La controversia se desencadenó por una carta enviada por los funcionarios de INAU Rocha, en la que se denunciaban hechos de acoso laboral y negligencia en el servicio de protección a niños, niñas y adolescentes, lo que estaba vinculado a un presunto caso de abuso sexual infantil. La denuncia solicitó una investigación exhaustiva sobre la situación.
Fossati anunció que el directorio de INAU se reunirá este jueves para tratar oficialmente la renuncia de Bentancor. La decisión final sobre la nueva designación del cargo recaerá sobre Fossati, Velázquez y la directora de INAU en representación del Frente Amplio, Natalia Argenzio.
El cargo de dirección departamental de INAU es de confianza política, y Bentancor mantenía un vínculo con el Partido Nacional. En el contexto de la crisis, la ausencia de conciliación y la difusión de audios que comprometieron aún más la situación fueron elementos cruciales. Los audios, emitidos por el programa Nada que Perder de radio M24, mostraron a Bentancor menospreciando al Poder Judicial, la Fiscalía y la Institución Nacional de Derechos Humanos, además de descalificar a los trabajadores de su departamento.
“Vienen los Derechos Humanos y gestiona; viene el Poder Judicial, gestiona; viene la Fiscalía y mandonea. No, a mí no me van a mandonear. Yo voy a gestionar el INAU; que ellos gestionen la Fiscalía y los derechos humanos. Acá no se está violando ningún derecho humano”, expresó Bentancor en una conversación privada que fue divulgada, generando una mayor controversia y presionando para la toma de decisiones rápidas.

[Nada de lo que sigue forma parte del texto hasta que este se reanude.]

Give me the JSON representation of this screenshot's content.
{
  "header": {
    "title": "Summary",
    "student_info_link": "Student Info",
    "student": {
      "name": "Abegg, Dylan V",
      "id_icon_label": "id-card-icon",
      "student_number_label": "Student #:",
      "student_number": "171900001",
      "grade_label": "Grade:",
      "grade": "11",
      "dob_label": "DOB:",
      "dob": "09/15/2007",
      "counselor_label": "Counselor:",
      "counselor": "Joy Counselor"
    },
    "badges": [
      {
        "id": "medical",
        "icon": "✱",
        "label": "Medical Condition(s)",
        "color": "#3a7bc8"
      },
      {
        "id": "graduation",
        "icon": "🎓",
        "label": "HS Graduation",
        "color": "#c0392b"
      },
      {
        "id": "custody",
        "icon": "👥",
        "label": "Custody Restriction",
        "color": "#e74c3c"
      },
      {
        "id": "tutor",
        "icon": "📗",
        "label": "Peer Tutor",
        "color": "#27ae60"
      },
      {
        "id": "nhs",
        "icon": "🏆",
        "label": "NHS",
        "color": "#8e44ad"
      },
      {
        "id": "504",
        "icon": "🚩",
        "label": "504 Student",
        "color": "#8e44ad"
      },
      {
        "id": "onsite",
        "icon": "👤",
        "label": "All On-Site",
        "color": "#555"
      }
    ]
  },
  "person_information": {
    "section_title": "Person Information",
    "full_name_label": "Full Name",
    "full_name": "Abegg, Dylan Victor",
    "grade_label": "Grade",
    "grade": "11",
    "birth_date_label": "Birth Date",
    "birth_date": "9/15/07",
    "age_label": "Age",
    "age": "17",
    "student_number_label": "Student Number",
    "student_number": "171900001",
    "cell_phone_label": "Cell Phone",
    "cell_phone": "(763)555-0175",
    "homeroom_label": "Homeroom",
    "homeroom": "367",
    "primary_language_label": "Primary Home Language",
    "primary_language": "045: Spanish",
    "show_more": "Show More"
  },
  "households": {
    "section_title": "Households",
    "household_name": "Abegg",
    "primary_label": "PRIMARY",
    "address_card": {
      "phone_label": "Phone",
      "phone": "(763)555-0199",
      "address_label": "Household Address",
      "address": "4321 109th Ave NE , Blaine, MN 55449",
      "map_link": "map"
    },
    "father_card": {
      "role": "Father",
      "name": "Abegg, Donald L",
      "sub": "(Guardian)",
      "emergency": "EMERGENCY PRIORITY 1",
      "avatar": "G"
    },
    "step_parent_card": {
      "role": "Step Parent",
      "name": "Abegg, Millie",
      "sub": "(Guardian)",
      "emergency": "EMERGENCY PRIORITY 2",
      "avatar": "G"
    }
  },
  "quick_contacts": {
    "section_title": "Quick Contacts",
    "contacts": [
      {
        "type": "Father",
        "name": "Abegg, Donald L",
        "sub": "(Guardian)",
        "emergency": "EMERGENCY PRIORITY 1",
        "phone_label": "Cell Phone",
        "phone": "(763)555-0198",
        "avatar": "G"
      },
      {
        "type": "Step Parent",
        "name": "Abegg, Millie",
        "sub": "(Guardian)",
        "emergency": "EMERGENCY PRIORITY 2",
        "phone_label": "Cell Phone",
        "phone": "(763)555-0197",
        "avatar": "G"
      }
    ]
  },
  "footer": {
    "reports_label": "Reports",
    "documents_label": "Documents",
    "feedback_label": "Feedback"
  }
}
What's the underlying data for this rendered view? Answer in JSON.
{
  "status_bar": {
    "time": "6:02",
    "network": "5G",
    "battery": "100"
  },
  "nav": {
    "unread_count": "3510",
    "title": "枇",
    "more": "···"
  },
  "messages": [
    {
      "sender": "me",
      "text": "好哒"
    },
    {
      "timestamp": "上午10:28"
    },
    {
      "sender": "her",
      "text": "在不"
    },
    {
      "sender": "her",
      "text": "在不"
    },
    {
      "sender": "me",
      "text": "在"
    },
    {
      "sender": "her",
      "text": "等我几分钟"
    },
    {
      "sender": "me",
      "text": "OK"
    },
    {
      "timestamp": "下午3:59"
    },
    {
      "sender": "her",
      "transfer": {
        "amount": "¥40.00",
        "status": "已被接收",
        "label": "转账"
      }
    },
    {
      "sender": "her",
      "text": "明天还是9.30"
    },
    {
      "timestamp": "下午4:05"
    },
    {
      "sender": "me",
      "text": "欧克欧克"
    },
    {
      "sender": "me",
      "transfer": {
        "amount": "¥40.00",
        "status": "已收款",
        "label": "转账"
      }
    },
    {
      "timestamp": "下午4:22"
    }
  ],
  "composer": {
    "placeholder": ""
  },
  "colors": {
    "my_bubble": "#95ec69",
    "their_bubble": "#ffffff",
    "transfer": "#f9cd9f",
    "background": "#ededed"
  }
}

Las denuncias hechas por los trabajadores de INAU incluyen alegaciones de desatención de casos críticos y abuso sexual infantil.
En una carta enviada al presidente de INAU, los funcionarios relataron un caso particularmente alarmante. Según la misiva, una menor bajo la protección de INAU había sido víctima de abuso sexual, situación que, según los denunciantes, no fue adecuadamente gestionada por Bentancor. Los trabajadores afirmaron que la situación de la niña había sido comunicada en múltiples ocasiones, pero no se observaron mejoras en su cuidado. La madre de la niña, con dificultades de salud mental, no estaba en condiciones de ofrecer protección adecuada, y el fallecimiento del padre agravó la situación.

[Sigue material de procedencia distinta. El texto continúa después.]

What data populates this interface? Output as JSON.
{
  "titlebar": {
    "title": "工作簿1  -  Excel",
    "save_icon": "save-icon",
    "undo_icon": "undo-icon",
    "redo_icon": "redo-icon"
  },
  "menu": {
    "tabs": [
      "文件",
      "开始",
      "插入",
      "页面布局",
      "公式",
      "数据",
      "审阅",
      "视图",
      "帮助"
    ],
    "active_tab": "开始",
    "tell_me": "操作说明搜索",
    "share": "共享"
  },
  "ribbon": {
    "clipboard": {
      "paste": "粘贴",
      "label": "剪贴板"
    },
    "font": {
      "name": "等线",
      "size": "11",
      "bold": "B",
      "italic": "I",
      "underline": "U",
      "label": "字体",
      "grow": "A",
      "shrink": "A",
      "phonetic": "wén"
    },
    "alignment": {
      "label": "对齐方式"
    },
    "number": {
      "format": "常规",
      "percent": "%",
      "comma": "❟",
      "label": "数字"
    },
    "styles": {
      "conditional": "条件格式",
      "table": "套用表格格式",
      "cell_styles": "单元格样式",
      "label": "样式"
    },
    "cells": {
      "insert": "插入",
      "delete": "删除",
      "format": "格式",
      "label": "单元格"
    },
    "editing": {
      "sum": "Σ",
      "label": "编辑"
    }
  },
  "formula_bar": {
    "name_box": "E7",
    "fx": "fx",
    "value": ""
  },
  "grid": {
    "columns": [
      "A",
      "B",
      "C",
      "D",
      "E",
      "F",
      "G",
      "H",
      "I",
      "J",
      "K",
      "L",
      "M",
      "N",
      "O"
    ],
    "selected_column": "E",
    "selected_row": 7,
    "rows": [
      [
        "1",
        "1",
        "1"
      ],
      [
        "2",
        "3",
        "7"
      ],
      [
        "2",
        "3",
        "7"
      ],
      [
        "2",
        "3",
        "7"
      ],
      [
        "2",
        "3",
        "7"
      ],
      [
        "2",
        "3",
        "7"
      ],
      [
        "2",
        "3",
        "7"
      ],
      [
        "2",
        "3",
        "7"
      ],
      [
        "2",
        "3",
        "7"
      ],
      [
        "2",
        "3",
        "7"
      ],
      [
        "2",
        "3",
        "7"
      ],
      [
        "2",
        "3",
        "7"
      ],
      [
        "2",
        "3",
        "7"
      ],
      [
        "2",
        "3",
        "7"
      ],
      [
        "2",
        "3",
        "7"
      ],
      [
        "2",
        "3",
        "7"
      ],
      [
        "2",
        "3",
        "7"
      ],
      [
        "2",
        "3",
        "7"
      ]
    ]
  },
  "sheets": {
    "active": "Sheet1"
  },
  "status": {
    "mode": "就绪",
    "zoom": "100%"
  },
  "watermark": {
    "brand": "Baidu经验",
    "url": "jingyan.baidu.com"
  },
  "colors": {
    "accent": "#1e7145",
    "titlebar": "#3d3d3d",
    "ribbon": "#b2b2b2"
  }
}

El informe detalla cómo, tras la entrevista con la niña en el Centro de Estudio y Derivación (CED), se identificó el abuso sexual infantil y la negativa de la madre a reconocer la situación. El equipo consideró que la mejor opción para la protección de la menor era su institucionalización. Sin embargo, a pesar del protocolo que requería notificar inmediatamente a la Dirección de Proyectos y Servicios, la comunicación no se pudo establecer telefónicamente. En su lugar, se contactó a la asistente territorial, quien informó a Bentancor sobre la necesidad de internación.

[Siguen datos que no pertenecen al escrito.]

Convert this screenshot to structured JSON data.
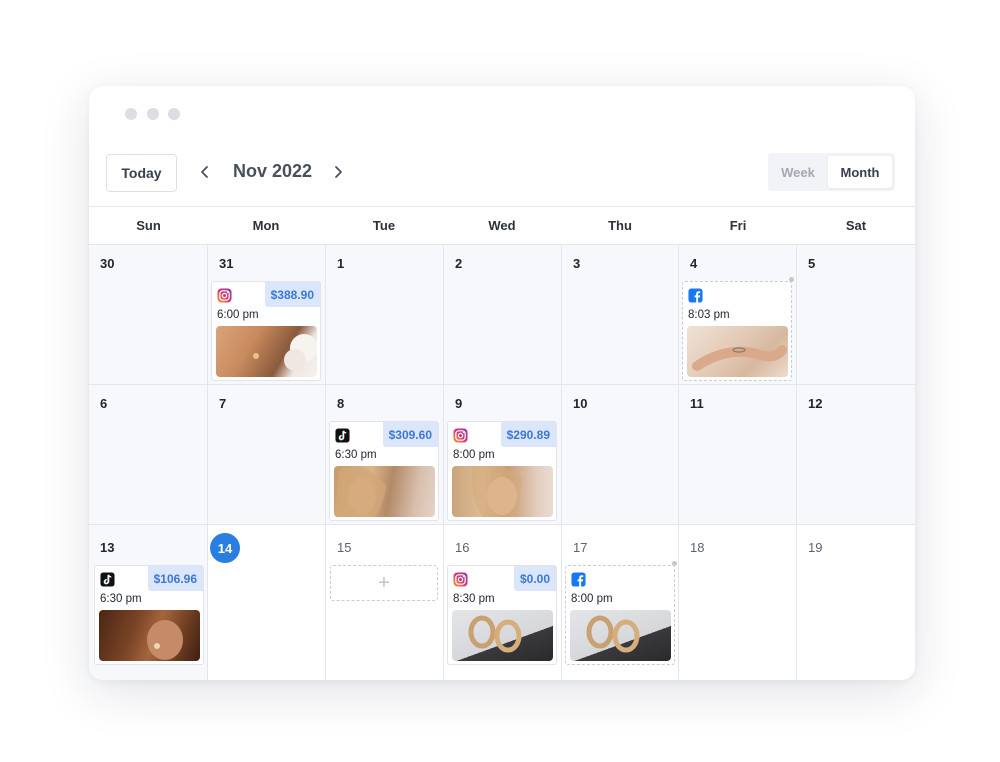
{
  "toolbar": {
    "today_label": "Today",
    "month_label": "Nov 2022",
    "view_week": "Week",
    "view_month": "Month",
    "active_view": "Month"
  },
  "weekdays": [
    "Sun",
    "Mon",
    "Tue",
    "Wed",
    "Thu",
    "Fri",
    "Sat"
  ],
  "calendar": {
    "today_date": "14",
    "colors": {
      "accent": "#2a7de1",
      "price_bg": "#dbe6fb",
      "price_text": "#3a78d8",
      "past_bg": "#f7f8fc"
    },
    "weeks": [
      [
        "30",
        "31",
        "1",
        "2",
        "3",
        "4",
        "5"
      ],
      [
        "6",
        "7",
        "8",
        "9",
        "10",
        "11",
        "12"
      ],
      [
        "13",
        "14",
        "15",
        "16",
        "17",
        "18",
        "19"
      ]
    ]
  },
  "posts": [
    {
      "date": "31",
      "platform": "instagram-icon",
      "price": "$388.90",
      "time": "6:00 pm",
      "image": "earring-portrait-with-flower",
      "style": "solid"
    },
    {
      "date": "4",
      "platform": "facebook-icon",
      "price": "",
      "time": "8:03 pm",
      "image": "hands-with-bracelet",
      "style": "dashed"
    },
    {
      "date": "8",
      "platform": "tiktok-icon",
      "price": "$309.60",
      "time": "6:30 pm",
      "image": "blonde-woman-profile",
      "style": "solid"
    },
    {
      "date": "9",
      "platform": "instagram-icon",
      "price": "$290.89",
      "time": "8:00 pm",
      "image": "woman-touching-earring",
      "style": "solid"
    },
    {
      "date": "13",
      "platform": "tiktok-icon",
      "price": "$106.96",
      "time": "6:30 pm",
      "image": "brunette-earring-closeup",
      "style": "solid"
    },
    {
      "date": "16",
      "platform": "instagram-icon",
      "price": "$0.00",
      "time": "8:30 pm",
      "image": "gold-hoop-earrings",
      "style": "solid"
    },
    {
      "date": "17",
      "platform": "facebook-icon",
      "price": "",
      "time": "8:00 pm",
      "image": "gold-hoop-earrings",
      "style": "dashed"
    }
  ],
  "add_slot": {
    "date": "15",
    "symbol": "+"
  }
}
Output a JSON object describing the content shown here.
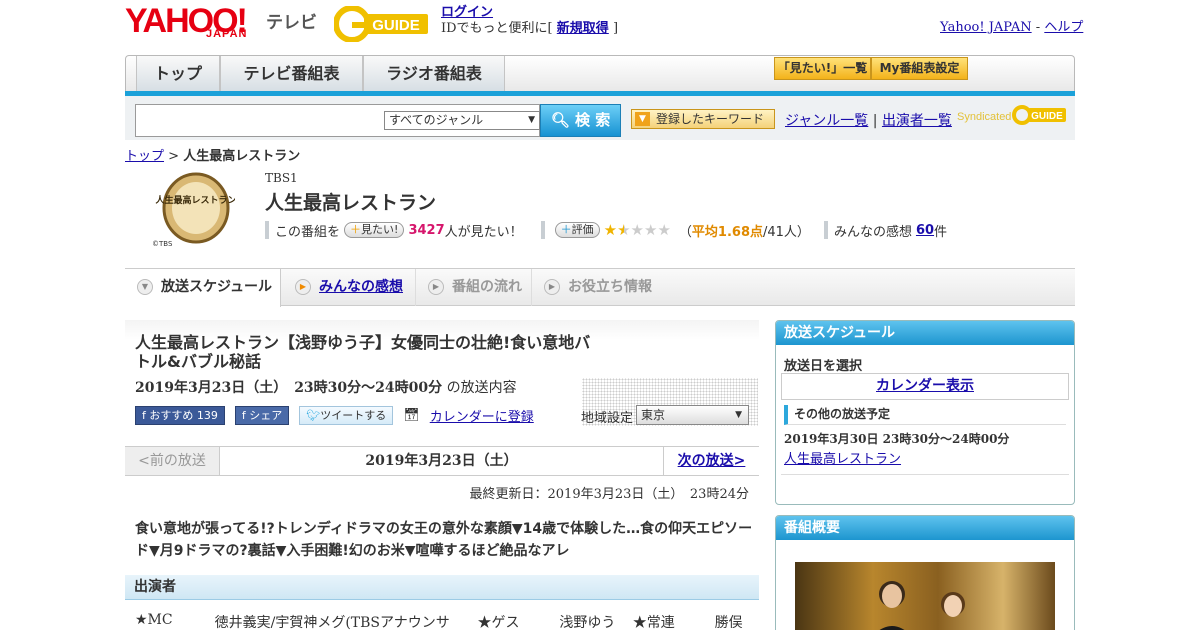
{
  "header": {
    "logo_yahoo": "YAHOO!",
    "logo_japan": "JAPAN",
    "logo_tv": "テレビ",
    "logo_gguide": "GUIDE",
    "login_label": "ログイン",
    "login_text_pre": "IDでもっと便利に[",
    "signup_label": "新規取得",
    "login_text_post": "]",
    "yahoo_japan_link": "Yahoo! JAPAN",
    "link_separator": "-",
    "help_link": "ヘルプ"
  },
  "nav": {
    "tabs": [
      {
        "label": "トップ"
      },
      {
        "label": "テレビ番組表"
      },
      {
        "label": "ラジオ番組表"
      }
    ],
    "mitai_list": "「見たい!」一覧",
    "my_schedule": "My番組表設定"
  },
  "search": {
    "query": "",
    "genre_selected": "すべてのジャンル",
    "button_label": "検 索",
    "keyword_button": "登録したキーワード",
    "genre_list_link": "ジャンル一覧",
    "link_separator": "|",
    "cast_list_link": "出演者一覧",
    "syndicated": "Syndicated"
  },
  "breadcrumb": {
    "top": "トップ",
    "separator": ">",
    "current": "人生最高レストラン"
  },
  "program": {
    "logo_text": "人生最高レストラン",
    "logo_copyright": "©TBS",
    "channel": "TBS1",
    "title": "人生最高レストラン",
    "this_program": "この番組を",
    "mitai_button": "見たい!",
    "mitai_count": "3427",
    "mitai_suffix": "人が見たい！",
    "rating_button": "評価",
    "rating_stars": 1.68,
    "rating_avg_prefix": "（",
    "rating_avg": "平均1.68点",
    "rating_votes": "/41人）",
    "impressions_label": "みんなの感想",
    "impressions_count": "60",
    "impressions_suffix": "件"
  },
  "tabs": [
    {
      "label": "放送スケジュール",
      "state": "active"
    },
    {
      "label": "みんなの感想",
      "state": "link"
    },
    {
      "label": "番組の流れ",
      "state": "disabled"
    },
    {
      "label": "お役立ち情報",
      "state": "disabled"
    }
  ],
  "episode": {
    "title": "人生最高レストラン【浅野ゆう子】女優同士の壮絶!食い意地バトル&バブル秘話",
    "datetime": "2019年3月23日（土）　23時30分～24時00分",
    "datetime_suffix": "の放送内容",
    "fb_recommend": "おすすめ",
    "fb_count": "139",
    "fb_share": "シェア",
    "tweet": "ツイートする",
    "calendar_register": "カレンダーに登録",
    "region_label": "地域設定",
    "region_value": "東京",
    "prev_label": "<前の放送",
    "current_date": "2019年3月23日（土）",
    "next_label": "次の放送>",
    "last_updated": "最終更新日：2019年3月23日（土）　23時24分",
    "summary": "食い意地が張ってる!?トレンディドラマの女王の意外な素顔▼14歳で体験した…食の仰天エピソード▼月9ドラマの?裏話▼入手困難!幻のお米▼喧嘩するほど絶品なアレ",
    "cast_heading": "出演者",
    "cast": [
      "★MC",
      "徳井義実/宇賀神メグ(TBSアナウンサー)",
      "★ゲスト",
      "浅野ゆう子",
      "★常連客",
      "勝俣州"
    ]
  },
  "sidebar": {
    "schedule_heading": "放送スケジュール",
    "select_date": "放送日を選択",
    "calendar_link": "カレンダー表示",
    "other_schedule": "その他の放送予定",
    "other_date": "2019年3月30日  23時30分～24時00分",
    "other_title": "人生最高レストラン",
    "overview_heading": "番組概要"
  }
}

De acuerdo con los trabajadores, Bentancor respondió con desdén, afirmando que el equipo del CED estaba “solo para internar” y minimizando la gravedad del caso. “Espero que me hayas entendido; no internación”, habría dicho Bentancor a la directora del CED. La jerarca también habría ordenado que se sacara al agresor con la expresión “total, ya no la van a violar más”, desestimando las valoraciones del equipo y el riesgo global que enfrentaba la familia.
La situación se agravó cuando, tras la orden de Bentancor, la niña permaneció con la madre y sufrió un nuevo episodio de abuso sexual por parte de otro agresor. Los trabajadores denunciaron que, tras este segundo incidente, Bentancor amenazó a la directora de Proyectos y Servicios, quien había dimitido del cargo. “No voy a quedarme con tu herencia maldita”, le habría dicho Bentancor, según el relato de los empleados.